Михаил Козаков «Крушение империи»
Низенькие потолки делали всех выше, чем они были, и гости, не желая «маячить» друг перед другом в небольшой, с одним окном только, столовой, располагались до приготовлявшегося ужина в остальных комнатах квартиры.
Никто не был в претензии на хозяев за то, что некоторое время они сидели только с Федей. Во-первых, все знали о постигшем его горе, и, конечно же, Русовы, как всегда, должны быть первыми утешителями. И, во-вторых, студент Калмыков передает, вероятно, подробности о жизни Вадима и Алеши, - с этим тоже надо считаться всем добрым знакомым чадолюбивых Русовых.

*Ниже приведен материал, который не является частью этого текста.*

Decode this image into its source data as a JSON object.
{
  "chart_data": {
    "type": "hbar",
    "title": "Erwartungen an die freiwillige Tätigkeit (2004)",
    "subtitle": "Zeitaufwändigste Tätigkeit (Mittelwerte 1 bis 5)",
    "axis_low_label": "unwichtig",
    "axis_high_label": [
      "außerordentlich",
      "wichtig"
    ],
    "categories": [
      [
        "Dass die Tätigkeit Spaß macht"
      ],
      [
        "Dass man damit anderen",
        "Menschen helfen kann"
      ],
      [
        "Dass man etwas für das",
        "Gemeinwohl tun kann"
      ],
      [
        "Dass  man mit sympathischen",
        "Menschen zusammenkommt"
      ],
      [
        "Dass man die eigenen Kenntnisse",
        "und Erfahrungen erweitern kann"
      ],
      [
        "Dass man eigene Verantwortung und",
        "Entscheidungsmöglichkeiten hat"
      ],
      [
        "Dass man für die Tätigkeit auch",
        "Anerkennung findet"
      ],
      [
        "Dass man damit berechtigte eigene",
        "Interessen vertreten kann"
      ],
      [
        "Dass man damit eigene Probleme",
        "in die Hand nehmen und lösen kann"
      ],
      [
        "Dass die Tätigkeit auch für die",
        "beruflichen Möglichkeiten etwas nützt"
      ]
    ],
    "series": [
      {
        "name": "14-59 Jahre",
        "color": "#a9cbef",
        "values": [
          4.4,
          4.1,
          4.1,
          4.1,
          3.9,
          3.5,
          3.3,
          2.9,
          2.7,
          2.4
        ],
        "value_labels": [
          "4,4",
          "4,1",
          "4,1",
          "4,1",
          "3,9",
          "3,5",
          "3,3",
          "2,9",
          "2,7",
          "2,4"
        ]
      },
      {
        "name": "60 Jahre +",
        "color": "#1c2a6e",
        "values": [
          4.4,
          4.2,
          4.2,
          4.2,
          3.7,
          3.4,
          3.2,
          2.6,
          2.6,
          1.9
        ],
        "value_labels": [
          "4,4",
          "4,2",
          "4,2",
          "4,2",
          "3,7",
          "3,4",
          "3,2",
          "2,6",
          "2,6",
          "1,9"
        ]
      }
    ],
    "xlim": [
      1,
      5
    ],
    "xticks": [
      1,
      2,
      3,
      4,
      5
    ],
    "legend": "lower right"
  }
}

Так оно и было в действительности.
Федя все рассказал, что знал, о своих друзьях и прибавил, что милюковскую-то речь в Думе, не пропущенную цензурой, оглашал на сходке не кто иной, как Вадим, умело и выразительно ее прочитавший.
- Ах, вот как? - заблестели живые, черного, мягкого огня глаза Надежды Борисовны. - Ведь мы живем здесь в дыре и ничего толком не знаем. А кому, если не нам, надо знать все эти речи?
- Может нагореть еще, - с легкой тревогой сказал доктор Русов, думая в этот момент о своем старшем сыне.
- Твой сын студент, а ты все еще думаешь, что он приготовишка! - укоряла его вспыльчивая Надежда Борисовна.
- Если нагорит, то всей сходке, - успокоил Федя доктора. - Между прочим, некоторые речи я привез с собой, они у меня в кармане, - сказал он. - Я могу вам дать их почитать.
- Что же вы молчите, Феденька? - воскликнула Надежда Борисовна, схватив его за руку. - Это надо всем, всем! Я и ужин задержу, никому не дам, - что вы, что вы! - побежала она оповещать гостей о приятном сюрпризе.